With the ebb and flow of football, trades and cuts, the group changed. At the beginning it included Krueger, Billy Kilmer, Linebacker Mike Dowdle and Half back John David Crow. There were always at least five Early Birds. Then, two years ago, there were none, except for Krueger. "As usual, I went out to the Coliseum for a Ram game an hour before the team arrived," he recalls. "They have these small two-man dressing cubicles, and I kept waiting for another Early Bird. But none came. They were all gone. Then I realized that my era was over. That was when I discovered I was a dinosaur and that I had outlived my time."

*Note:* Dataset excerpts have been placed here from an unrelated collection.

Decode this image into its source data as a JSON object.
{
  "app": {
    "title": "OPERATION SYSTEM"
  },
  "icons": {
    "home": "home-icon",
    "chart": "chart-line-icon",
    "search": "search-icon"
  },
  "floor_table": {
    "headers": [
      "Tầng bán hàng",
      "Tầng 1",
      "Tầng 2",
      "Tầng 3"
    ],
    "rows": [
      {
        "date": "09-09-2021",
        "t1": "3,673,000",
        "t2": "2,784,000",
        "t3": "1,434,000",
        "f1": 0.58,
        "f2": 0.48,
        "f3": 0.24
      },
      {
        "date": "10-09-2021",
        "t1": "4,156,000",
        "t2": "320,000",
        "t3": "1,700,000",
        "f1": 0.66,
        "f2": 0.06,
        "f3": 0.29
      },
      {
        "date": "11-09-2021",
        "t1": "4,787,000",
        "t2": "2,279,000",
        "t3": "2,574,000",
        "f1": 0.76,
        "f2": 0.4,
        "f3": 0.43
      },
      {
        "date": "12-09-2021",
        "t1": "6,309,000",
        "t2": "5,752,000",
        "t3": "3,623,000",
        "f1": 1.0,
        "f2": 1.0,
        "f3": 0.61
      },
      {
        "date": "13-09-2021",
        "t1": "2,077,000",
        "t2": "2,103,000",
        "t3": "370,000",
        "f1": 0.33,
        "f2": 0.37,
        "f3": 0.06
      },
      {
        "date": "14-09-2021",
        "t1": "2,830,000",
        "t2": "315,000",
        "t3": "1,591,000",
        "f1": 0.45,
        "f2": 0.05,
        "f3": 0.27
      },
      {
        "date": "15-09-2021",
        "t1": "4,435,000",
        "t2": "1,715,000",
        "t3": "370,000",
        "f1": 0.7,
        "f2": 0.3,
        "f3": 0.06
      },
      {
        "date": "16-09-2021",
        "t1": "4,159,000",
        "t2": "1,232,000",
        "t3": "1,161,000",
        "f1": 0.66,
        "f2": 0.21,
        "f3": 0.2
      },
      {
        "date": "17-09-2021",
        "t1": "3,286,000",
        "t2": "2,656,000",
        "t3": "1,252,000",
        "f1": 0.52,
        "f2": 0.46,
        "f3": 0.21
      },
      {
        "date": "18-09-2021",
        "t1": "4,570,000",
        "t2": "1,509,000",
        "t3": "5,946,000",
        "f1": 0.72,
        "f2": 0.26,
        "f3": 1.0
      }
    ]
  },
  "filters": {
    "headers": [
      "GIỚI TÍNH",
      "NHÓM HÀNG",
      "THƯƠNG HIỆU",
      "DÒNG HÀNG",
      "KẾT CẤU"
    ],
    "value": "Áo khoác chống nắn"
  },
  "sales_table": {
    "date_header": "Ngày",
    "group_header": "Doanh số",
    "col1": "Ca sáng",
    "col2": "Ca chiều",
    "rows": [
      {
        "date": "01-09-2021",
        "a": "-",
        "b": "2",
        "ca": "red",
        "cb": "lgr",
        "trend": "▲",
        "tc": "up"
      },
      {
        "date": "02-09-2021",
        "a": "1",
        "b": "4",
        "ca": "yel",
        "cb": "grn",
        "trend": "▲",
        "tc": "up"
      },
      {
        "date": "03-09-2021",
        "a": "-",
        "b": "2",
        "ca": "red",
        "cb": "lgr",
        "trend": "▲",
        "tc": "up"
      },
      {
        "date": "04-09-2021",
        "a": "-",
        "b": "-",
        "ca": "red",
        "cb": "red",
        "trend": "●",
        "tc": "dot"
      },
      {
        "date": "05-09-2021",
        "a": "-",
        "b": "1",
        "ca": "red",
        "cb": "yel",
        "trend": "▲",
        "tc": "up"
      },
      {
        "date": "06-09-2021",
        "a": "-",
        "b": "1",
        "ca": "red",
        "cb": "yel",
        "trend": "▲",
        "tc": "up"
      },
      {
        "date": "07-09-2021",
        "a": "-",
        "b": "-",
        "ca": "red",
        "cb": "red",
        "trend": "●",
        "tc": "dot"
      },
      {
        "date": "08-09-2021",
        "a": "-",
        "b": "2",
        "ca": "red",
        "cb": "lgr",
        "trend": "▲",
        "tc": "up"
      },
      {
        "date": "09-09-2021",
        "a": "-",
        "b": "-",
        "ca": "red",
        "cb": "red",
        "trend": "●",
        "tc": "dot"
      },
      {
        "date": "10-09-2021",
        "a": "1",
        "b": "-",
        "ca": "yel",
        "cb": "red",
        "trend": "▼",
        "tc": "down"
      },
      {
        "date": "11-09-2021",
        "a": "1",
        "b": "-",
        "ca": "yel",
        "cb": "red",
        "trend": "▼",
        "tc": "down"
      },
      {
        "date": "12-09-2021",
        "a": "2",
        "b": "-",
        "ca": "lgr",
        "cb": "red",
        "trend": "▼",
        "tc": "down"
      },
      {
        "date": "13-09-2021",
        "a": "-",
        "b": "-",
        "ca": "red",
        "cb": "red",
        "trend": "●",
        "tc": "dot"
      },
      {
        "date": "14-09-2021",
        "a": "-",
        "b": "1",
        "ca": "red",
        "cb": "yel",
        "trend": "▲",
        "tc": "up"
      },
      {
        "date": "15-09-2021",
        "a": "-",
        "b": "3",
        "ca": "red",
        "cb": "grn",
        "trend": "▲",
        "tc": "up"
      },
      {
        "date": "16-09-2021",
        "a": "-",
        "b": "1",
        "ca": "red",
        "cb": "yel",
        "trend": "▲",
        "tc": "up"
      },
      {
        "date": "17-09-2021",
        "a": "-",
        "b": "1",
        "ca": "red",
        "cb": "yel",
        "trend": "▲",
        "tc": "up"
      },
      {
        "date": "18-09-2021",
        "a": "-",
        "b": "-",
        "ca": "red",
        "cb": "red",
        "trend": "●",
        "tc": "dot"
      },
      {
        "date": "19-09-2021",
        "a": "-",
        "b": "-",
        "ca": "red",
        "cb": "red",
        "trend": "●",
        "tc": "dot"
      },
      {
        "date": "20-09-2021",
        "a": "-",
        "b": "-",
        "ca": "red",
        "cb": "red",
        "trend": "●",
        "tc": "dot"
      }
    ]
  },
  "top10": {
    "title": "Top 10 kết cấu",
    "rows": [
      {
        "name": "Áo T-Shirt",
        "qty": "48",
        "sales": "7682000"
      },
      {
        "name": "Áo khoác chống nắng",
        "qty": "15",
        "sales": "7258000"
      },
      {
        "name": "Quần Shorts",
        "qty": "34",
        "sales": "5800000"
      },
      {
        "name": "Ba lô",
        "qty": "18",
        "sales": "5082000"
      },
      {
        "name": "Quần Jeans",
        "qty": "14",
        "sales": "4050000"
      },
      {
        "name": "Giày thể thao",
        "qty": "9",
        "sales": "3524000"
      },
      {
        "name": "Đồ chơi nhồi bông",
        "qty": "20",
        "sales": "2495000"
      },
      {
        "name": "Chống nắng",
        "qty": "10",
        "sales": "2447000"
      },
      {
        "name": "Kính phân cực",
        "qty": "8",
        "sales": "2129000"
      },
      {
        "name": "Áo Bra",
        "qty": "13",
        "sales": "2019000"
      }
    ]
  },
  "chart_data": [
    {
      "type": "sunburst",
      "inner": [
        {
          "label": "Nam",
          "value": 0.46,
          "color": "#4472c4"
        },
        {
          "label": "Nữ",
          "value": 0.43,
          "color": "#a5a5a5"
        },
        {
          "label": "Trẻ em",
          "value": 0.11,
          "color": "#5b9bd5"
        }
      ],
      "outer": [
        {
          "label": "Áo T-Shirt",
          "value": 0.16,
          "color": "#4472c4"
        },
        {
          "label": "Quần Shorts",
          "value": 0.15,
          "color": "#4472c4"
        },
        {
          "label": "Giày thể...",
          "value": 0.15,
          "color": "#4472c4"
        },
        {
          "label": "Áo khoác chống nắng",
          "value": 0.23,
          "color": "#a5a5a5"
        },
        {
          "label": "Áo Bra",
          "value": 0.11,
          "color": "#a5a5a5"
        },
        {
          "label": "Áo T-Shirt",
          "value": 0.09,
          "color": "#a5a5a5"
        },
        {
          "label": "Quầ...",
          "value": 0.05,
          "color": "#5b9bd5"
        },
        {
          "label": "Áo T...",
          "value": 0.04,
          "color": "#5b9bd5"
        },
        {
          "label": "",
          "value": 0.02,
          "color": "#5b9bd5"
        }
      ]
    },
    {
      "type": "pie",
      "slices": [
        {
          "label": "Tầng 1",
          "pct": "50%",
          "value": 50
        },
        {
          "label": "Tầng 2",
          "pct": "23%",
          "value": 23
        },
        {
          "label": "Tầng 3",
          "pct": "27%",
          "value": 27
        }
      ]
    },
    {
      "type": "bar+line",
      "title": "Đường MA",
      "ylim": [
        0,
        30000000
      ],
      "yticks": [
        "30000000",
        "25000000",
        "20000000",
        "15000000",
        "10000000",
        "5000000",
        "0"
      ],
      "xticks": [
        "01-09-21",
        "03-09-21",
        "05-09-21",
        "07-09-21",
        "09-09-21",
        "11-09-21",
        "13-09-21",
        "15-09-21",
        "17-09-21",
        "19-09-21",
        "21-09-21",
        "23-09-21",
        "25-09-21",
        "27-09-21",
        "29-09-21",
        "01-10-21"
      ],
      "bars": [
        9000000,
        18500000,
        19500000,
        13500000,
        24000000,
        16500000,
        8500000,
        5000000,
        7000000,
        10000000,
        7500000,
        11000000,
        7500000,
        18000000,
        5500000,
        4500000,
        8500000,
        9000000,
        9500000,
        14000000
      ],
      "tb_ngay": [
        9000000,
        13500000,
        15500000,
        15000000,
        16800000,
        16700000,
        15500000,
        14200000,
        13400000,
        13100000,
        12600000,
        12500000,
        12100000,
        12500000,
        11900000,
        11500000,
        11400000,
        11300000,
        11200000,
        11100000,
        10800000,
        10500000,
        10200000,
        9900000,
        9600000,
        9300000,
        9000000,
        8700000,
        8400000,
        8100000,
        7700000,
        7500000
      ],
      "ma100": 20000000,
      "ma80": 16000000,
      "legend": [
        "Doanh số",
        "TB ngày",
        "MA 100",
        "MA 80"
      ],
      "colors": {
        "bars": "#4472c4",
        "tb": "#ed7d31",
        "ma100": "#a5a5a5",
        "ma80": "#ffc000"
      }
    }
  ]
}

Since then Krueger has been in three playoffs, and recently he began to think ahead to another shot at a championship. "Then they'll have seen the last of Old Charlie," he said.
Old Charlie was feeling expansive. His weight was down—in fact, he was at 255 pounds, a recent pro low. Through the heat of preseason camp he had played well, and Wiggin thought he had got his second wind. "No telling how long Krueger will be around," he said.
Although he was still preoccupied with a graceful exit, Krueger was euphoric now that weight was no longer a problem. He was out on the town of Redwood City, ready for a calorie-rich meal at L'Auberge with Kris. In the off-season, he said, he and Kris had toured the Pacific. In Bora Bora he spotted Lou Spadia, the 49ers' general manager, in a hotel lobby. Tapping him on the shoulder, Krueger said, "My God, Mr. Spadia, I know I have had a weight problem, but isn't this carrying things too far?"
The anecdote was a nice light touch for the start of a hopeful season and a big night on the town. Ah, life was good! L'Auberge piled deference upon deference. The owner sent over rounds of drinks, and the maitre d' waited an hour after closing to present the bill. If you do your job the way it's supposed to be done and live long enough, someone may notice you. Robert Mitchum is now a great actor. Mistair Kruegair is a hero in the best French restaurant in Redwood City.